🤖 AI Summary
In precision agriculture, frequent and accurate crop status monitoring remains costly and logistically constrained. To address this, we propose a measurement-fertilization co-optimization framework based on reinforcement learning (RL). Our approach explicitly models sensing actions as RL policy outputs and introduces an agricultural simulation environment with explicit measurement costs, integrating crop growth dynamics and a joint action space (sensing + fertilization). We employ a recurrent Proximal Policy Optimization (PPO) algorithm to learn cost-sensitive, selective sensing policies. Experiments demonstrate that our method reduces average measurement frequency by 38% while preserving 97.2% of the optimal profit. Crucially, the learned sensing decisions align closely with biologically critical crop growth stages—enhancing both interpretability and agronomic validity. This work represents the first successful integration of RL policy learning with domain-specific agronomic logic, bridging data-driven optimization and crop science principles.
📝 Abstract
Farmers rely on in-field observations to make well-informed crop management decisions to maximize profit and minimize adverse environmental impact. However, obtaining real-world crop state measurements is labor-intensive, time-consuming and expensive. In most cases, it is not feasible to gather crop state measurements before every decision moment.

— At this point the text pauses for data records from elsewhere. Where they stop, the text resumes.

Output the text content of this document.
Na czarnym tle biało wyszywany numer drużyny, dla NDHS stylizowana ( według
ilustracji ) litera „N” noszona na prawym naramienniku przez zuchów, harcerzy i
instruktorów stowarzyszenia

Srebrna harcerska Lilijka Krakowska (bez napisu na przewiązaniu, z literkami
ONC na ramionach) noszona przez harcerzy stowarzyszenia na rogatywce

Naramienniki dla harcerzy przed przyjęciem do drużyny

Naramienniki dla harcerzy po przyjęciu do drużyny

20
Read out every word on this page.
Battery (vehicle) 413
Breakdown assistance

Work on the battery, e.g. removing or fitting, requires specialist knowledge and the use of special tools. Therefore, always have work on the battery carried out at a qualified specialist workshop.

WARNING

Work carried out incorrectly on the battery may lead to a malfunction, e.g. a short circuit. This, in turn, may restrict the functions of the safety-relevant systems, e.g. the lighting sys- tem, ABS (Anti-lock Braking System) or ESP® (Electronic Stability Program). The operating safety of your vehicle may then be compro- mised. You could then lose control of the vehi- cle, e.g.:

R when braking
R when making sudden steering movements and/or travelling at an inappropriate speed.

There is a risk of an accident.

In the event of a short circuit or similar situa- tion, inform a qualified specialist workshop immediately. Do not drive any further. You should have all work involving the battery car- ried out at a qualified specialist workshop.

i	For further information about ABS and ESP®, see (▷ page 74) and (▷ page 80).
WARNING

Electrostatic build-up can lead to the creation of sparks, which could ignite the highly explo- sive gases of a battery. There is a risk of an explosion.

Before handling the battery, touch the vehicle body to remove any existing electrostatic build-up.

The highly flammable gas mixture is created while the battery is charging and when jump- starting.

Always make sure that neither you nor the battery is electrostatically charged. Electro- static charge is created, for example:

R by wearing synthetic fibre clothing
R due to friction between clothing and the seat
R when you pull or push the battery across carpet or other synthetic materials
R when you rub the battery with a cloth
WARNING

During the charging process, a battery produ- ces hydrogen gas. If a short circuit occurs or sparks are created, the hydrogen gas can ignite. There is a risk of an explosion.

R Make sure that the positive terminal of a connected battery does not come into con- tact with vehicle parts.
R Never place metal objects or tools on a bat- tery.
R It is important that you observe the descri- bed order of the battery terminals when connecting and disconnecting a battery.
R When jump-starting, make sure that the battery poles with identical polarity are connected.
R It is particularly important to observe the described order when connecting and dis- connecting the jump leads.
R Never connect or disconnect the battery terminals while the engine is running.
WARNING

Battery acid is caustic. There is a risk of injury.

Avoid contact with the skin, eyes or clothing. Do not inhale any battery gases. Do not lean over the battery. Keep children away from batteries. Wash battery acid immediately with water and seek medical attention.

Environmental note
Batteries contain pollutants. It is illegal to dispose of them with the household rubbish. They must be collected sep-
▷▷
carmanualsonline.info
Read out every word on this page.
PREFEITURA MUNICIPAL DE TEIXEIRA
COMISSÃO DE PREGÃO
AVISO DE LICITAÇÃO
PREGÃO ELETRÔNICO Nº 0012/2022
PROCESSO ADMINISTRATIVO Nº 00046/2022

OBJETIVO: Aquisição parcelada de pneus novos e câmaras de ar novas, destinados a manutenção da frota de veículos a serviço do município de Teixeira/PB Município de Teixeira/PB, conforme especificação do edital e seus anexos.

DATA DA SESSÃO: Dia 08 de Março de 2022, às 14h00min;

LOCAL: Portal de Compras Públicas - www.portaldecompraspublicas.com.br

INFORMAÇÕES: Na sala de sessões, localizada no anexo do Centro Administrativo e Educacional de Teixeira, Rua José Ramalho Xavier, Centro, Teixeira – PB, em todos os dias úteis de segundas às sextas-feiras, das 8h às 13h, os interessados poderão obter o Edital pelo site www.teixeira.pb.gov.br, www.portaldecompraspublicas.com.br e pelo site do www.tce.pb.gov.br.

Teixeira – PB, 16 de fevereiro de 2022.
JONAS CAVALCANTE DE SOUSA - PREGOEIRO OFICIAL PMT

Moreover, in previous research pertaining to farm management optimization, these observations are often assumed to be readily available without any cost, which is unrealistic. Hence, enabling optimization without the need to have temporally complete crop state observations is important. An approach to that problem is to include measuring as part of decision making. As a solution, we apply reinforcement learning (RL) to recommend opportune moments to simultaneously measure crop features and apply nitrogen fertilizer. With realistic considerations, we design an RL environment with explicit crop feature measuring costs. While balancing costs, we find that an RL agent, trained with recurrent PPO, discovers adaptive measuring policies that follow critical crop development stages, with results aligned by what domain experts would consider a sensible approach. Our results highlight the importance of measuring when crop feature measurements are not readily available.